Thursday, 30 June 2016

Why would they give us the money?

I can understand why the First Minister would come out demanding that Wales doesn’t lose a penny in regional aid following Brexit, and that the UK Government should commit to making up the difference.  It’s a natural response, given the sums involved and the number of important projects which depend on this funding.  But hold on a minute – didn’t we just, effectively, vote against the whole principle of regional aid, even if wasn’t put that way?
As one of the EU’s richest member states, the UK contribution was higher than the amounts received back in payments such as the budget rebate, farm subsidies and regional aid.  That ‘disparity’ was one of the core arguments of the Brexit brigade.  No-one on the Remain side took the trouble, as far as I can recall, to explain the reasons for that, let alone to defend it.  But there are a number of reasons for the disparity, and it’s worth stopping for a moment to consider what that ‘excess’ payment was spent on before assuming that it will automatically now be available to spend.
For instance, some of it went on those apparently hated ‘eurocrats’ – you know like the people that manage the CAP, negotiate trade deals and other agreements, and manage the single market.  We won’t need them any more, will we?  Well, not exactly...  Let’s take the case of trade negotiators.  For the next two years, we will still be paying our share of the EU costs of employing such people, so that they can negotiate with the UK as well as the rest of the world – and we will also need to recruit and pay more of our own civil servants to negotiate with them, whilst at the same time, negotiating our own deals with the rest of the world.  That latter cost won’t come to an end in two years’ time either – we’ll need those skills for the foreseeable future.  Indeed, the cost of doing this sort of thing for the UK alone is inevitably going to be higher than it would be if the cost was shared between 28 states.  Bang goes part of the ‘spare’ money.  And that’s just one example.
But more importantly, a lot of the EU budget is spent on attempting to redistribute wealth, from the richer areas to the poorer.  One can argue (and I certainly would so argue) that this hasn’t always been spent well or effectively, (although that’s generally more to do with those receiving the largesse than with those dispensing it) but Wales is far from being the only poor area of the EU, nor the only beneficiary of the EU’s attempts at redistribution. 
Further, anyone who was really serious about wanting to slow migration within the single market would be arguing for more redistribution, not less.  All the talk about people moving from areas of low economic activity to areas of high activity has focussed on the impact on the receiving countries, but if there is a part of the UK which should realise more than any other area how badly such migration impacts the areas from which people migrate, it is surely Wales.  Isn’t that loss of young working people exactly what we have been suffering from for decades?
But back to the point – to argue that we should not contribute more than we get back (which is what the leavers were doing) is in essence to argue against the very principle of redistributive policy.  It is to argue against the richer helping out the poorer.

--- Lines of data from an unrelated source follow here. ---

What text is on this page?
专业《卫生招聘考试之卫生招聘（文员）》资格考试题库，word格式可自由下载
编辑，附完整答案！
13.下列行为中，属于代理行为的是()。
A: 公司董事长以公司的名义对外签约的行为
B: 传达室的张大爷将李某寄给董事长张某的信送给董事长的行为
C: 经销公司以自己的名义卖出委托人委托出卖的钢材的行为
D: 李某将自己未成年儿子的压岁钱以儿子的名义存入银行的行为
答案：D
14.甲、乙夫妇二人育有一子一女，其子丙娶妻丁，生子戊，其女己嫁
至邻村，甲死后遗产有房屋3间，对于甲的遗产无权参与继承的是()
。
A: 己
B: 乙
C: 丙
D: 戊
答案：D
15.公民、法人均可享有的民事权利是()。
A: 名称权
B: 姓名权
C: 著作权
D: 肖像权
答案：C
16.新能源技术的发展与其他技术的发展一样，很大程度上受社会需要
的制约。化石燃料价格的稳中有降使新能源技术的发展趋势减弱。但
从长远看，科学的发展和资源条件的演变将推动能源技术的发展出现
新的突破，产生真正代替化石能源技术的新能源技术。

One doesn’t need to take much of a look at some of the Brexiters to understand that arguing that the rich should keep what they have and not share it is probably instinctive and natural for them.  So, regardless of what they said during the campaign, why would anyone believe that people who are against the whole concept of redistributing wealth are suddenly going to be generously in favour of it within the UK?  Worse, why do they even need to, when the people of Wales themselves have voted to support that sort of economic selfishness?